Ce bazar obscur et profond me donnait une joie dont je ne me lassais pas. A tout moment, je touchai un bibelot merveilleux et j’en demandai le prix. Le marchand que je n’avais pas vu d’abord avait un turban et des boucles d’oreilles ; tandis que je le regardais, il devint Frédéric Anthelme.

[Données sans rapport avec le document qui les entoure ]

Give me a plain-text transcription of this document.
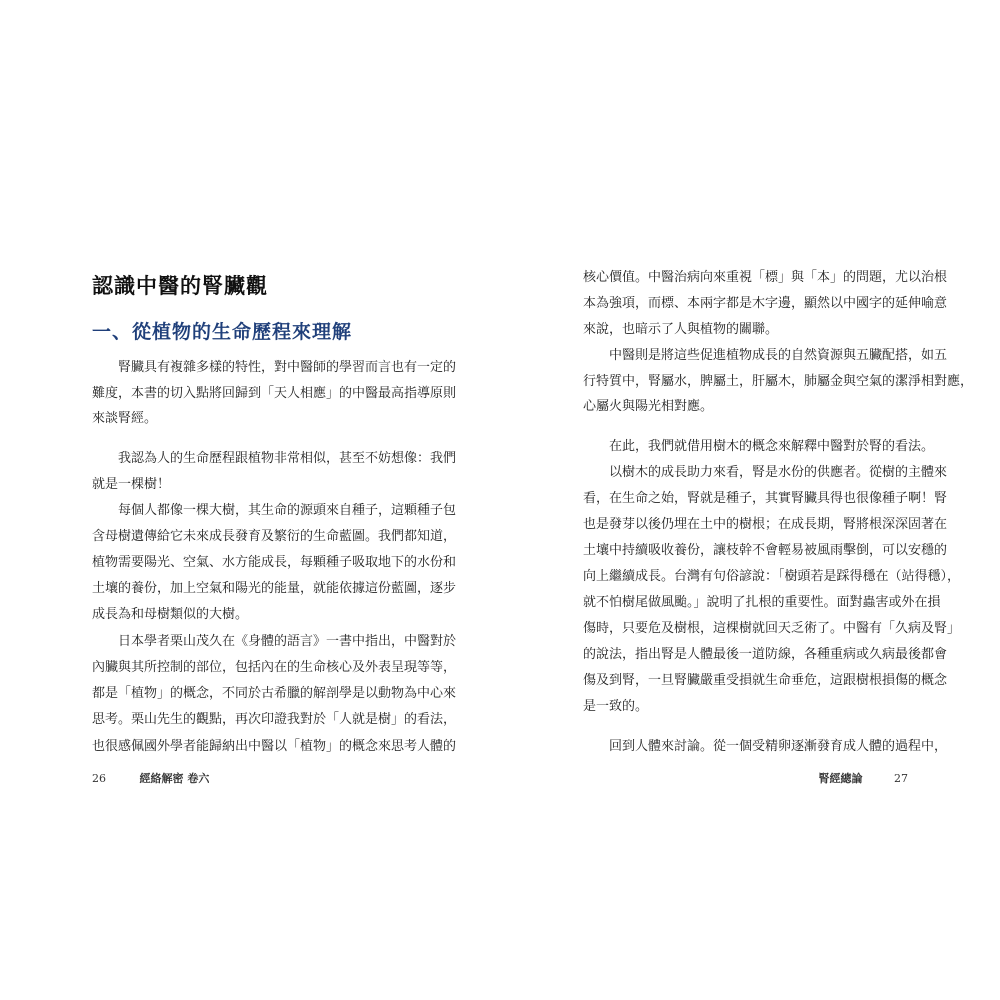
認識中醫的腎臟觀
一、從植物的生命歷程來理解

腎臟具有複雜多樣的特性，對中醫師的學習而言也有一定的

難度，本書的切入點將回歸到「天人相應」的中醫最高指導原則

來談腎經。

我認為人的生命歷程跟植物非常相似，甚至不妨想像：我們

就是一棵樹！

每個人都像一棵大樹，其生命的源頭來自種子，這顆種子包

含母樹遺傳給它未來成長發育及繁衍的生命藍圖。我們都知道，

植物需要陽光、空氣、水方能成長，每顆種子吸取地下的水份和

土壤的養份，加上空氣和陽光的能量，就能依據這份藍圖，逐步

成長為和母樹類似的大樹。

日本學者栗山茂久在《身體的語言》一書中指出，中醫對於

內臟與其所控制的部位，包括內在的生命核心及外表呈現等等，

都是「植物」的概念，不同於古希臘的解剖學是以動物為中心來

思考。栗山先生的觀點，再次印證我對於「人就是樹」的看法，

也很感佩國外學者能歸納出中醫以「植物」的概念來思考人體的

26	經絡解密 卷六

核心價值。中醫治病向來重視「標」與「本」的問題，尤以治根

本為強項，而標、本兩字都是木字邊，顯然以中國字的延伸喻意

來說，也暗示了人與植物的關聯。

中醫則是將這些促進植物成長的自然資源與五臟配搭，如五

行特質中，腎屬水，脾屬土，肝屬木，肺屬金與空氣的潔淨相對應，

心屬火與陽光相對應。

在此，我們就借用樹木的概念來解釋中醫對於腎的看法。

以樹木的成長助力來看，腎是水份的供應者。從樹的主體來

看，在生命之始，腎就是種子，其實腎臟具得也很像種子啊！腎

也是發芽以後仍埋在土中的樹根；在成長期，腎將根深深固著在

土壤中持續吸收養份，讓枝幹不會輕易被風雨擊倒，可以安穩的

向上繼續成長。台灣有句俗諺說：「樹頭若是踩得穩在（站得穩），

就不怕樹尾做風颱。」說明了扎根的重要性。面對蟲害或外在損

傷時，只要危及樹根，這棵樹就回天乏術了。中醫有「久病及腎」

的說法，指出腎是人體最後一道防線，各種重病或久病最後都會

傷及到腎，一旦腎臟嚴重受損就生命垂危，這跟樹根損傷的概念

是一致的。

回到人體來討論。從一個受精卵逐漸發育成人體的過程中，

腎經總論	27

— Tout appartient à Béatrice, me dit-il.

Nous étions à Saint-Henri, ou plutôt, je savais que c’était Saint-Henri par un effet de l’intuition, mais je ne le reconnaissais pas. Un jardin admirable s’étendait devant moi, composé de grands bassins qui se suivaient régulièrement et qu’encadraient des arbres inconnus : arbres de toutes les couleurs, mais surtout de blancs et de gris-perle. Les troncs qui les soutenaient avaient la consistance et la transparence de l’eau ; entre les feuilles circulaient de longs remous faits de brouillards et d’oiseaux. Je compris que ce n’était pas des arbres, mais des femmes qui dansaient, mêlées à des jets d’eau ; et tout ce domaine, baigné de vapeurs, traversé de robes et de fontaines, surmonté par des terrasses de calcédoine, me parut la chose la plus belle que l’on pût voir. D’ailleurs, tout se transformait très vite sous mes yeux : je fixais un parterre de paons et je voyais bondir une panthère, je cueillais une rose et j’avais à la main une écharpe de feu, je regardais fuir un serpent et mes pieds s’empêtraient dans une incompréhensible chevelure d’argent.

— Reconnais-tu ton enfance ? me dit Béatrice.

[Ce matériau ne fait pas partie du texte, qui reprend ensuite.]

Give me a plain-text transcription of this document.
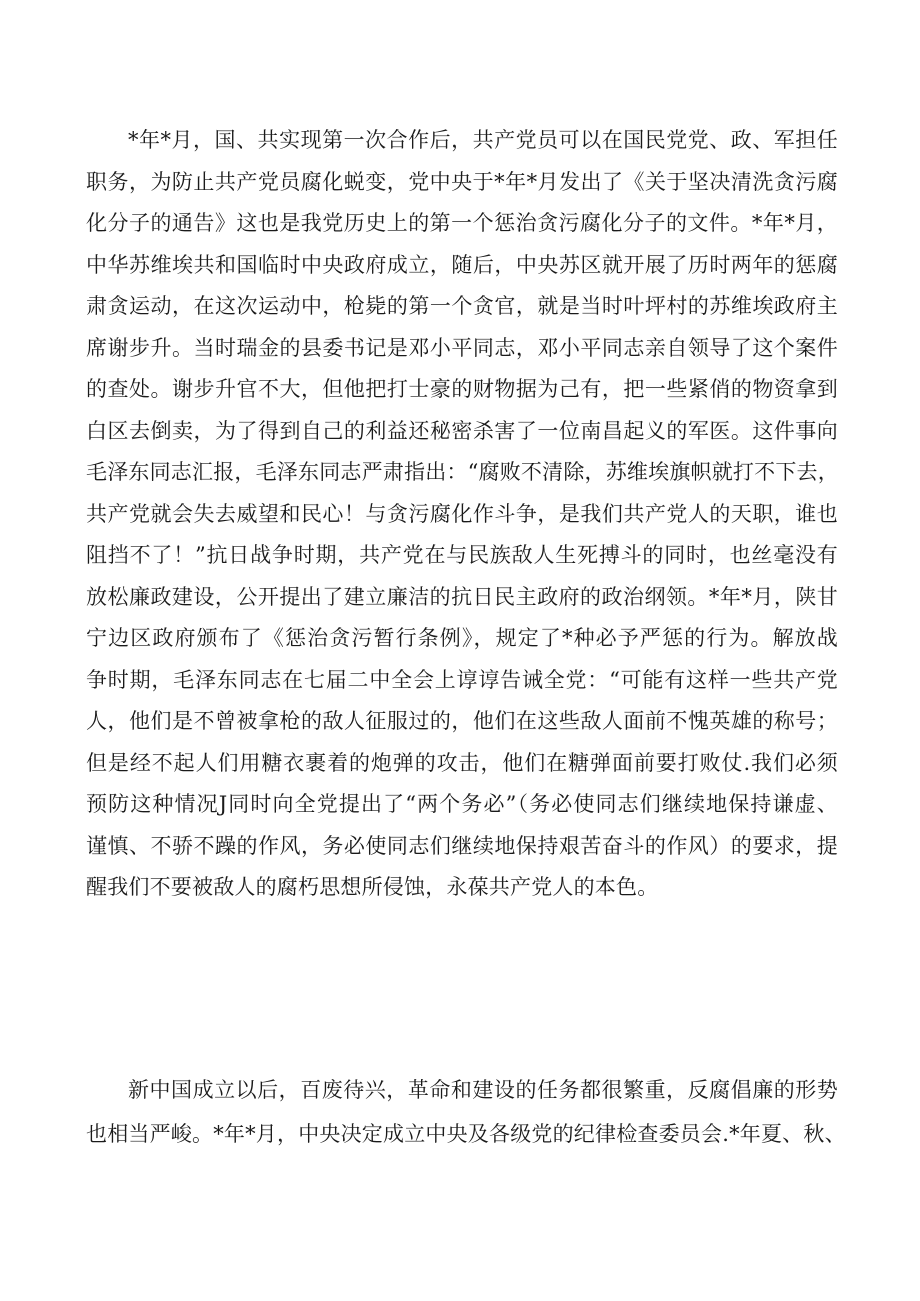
*年*月，国、共实现第一次合作后，共产党员可以在国民党党、政、军担任
职务，为防止共产党员腐化蜕变，党中央于*年*月发出了《关于坚决清洗贪污腐
化分子的通告》这也是我党历史上的第一个惩治贪污腐化分子的文件。*年*月，
中华苏维埃共和国临时中央政府成立，随后，中央苏区就开展了历时两年的惩腐
肃贪运动，在这次运动中，枪毙的第一个贪官，就是当时叶坪村的苏维埃政府主
席谢步升。当时瑞金的县委书记是邓小平同志，邓小平同志亲自领导了这个案件
的查处。谢步升官不大，但他把打士豪的财物据为己有，把一些紧俏的物资拿到
白区去倒卖，为了得到自己的利益还秘密杀害了一位南昌起义的军医。这件事向
毛泽东同志汇报，毛泽东同志严肃指出：“腐败不清除，苏维埃旗帜就打不下去，
共产党就会失去威望和民心！与贪污腐化作斗争，是我们共产党人的天职，谁也
阻挡不了！”抗日战争时期，共产党在与民族敌人生死搏斗的同时，也丝毫没有
放松廉政建设，公开提出了建立廉洁的抗日民主政府的政治纲领。*年*月，陕甘
宁边区政府颁布了《惩治贪污暂行条例》，规定了*种必予严惩的行为。解放战
争时期，毛泽东同志在七届二中全会上谆谆告诫全党：“可能有这样一些共产党
人，他们是不曾被拿枪的敌人征服过的，他们在这些敌人面前不愧英雄的称号；
但是经不起人们用糖衣裹着的炮弹的攻击，他们在糖弹面前要打败仗.我们必须
预防这种情况J同时向全党提出了“两个务必”（务必使同志们继续地保持谦虚、
谨慎、不骄不躁的作风，务必使同志们继续地保持艰苦奋斗的作风）的要求，提
醒我们不要被敌人的腐朽思想所侵蚀，永葆共产党人的本色。
新中国成立以后，百废待兴，革命和建设的任务都很繁重，反腐倡廉的形势
也相当严峻。*年*月，中央决定成立中央及各级党的纪律检查委员会.*年夏、秋、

Et elle posa ses lèvres sur les miennes. J’éprouvai une volupté si extraordinaire que je crus m’évanouir. Comme si ce baiser avait transformé ma substance, je commençai de bondir sur place et de plus en plus haut. A chaque saut, je devenais plus léger et quand je redescendais sur le sol, mon vol plané avait une douceur infinie, chaque chute étant comme une suspension de la vie. Je pris enfin un dernier élan ; j’avais perdu toute pondérabilité, je nageais en plein azur. Ce fut ainsi que je me réveillai. J’éprouvais un tel bonheur que je refusai de reprendre contact avec le réel et que je prolongeai volontairement cet état de communion à demi consciente avec le mystère. Mais, peu à peu, les grandes lignes de ce songe s’effacèrent ; peu à peu cette impression d’enchantement disparut, et je retrouvai enfin mon dépouillement initial.

J’avais appris cependant au cours de cette nuit que l’influence de Béatrice continuerait désormais à veiller sur moi et qu’il ne tenait qu’à mon esprit de la conserver indéfiniment.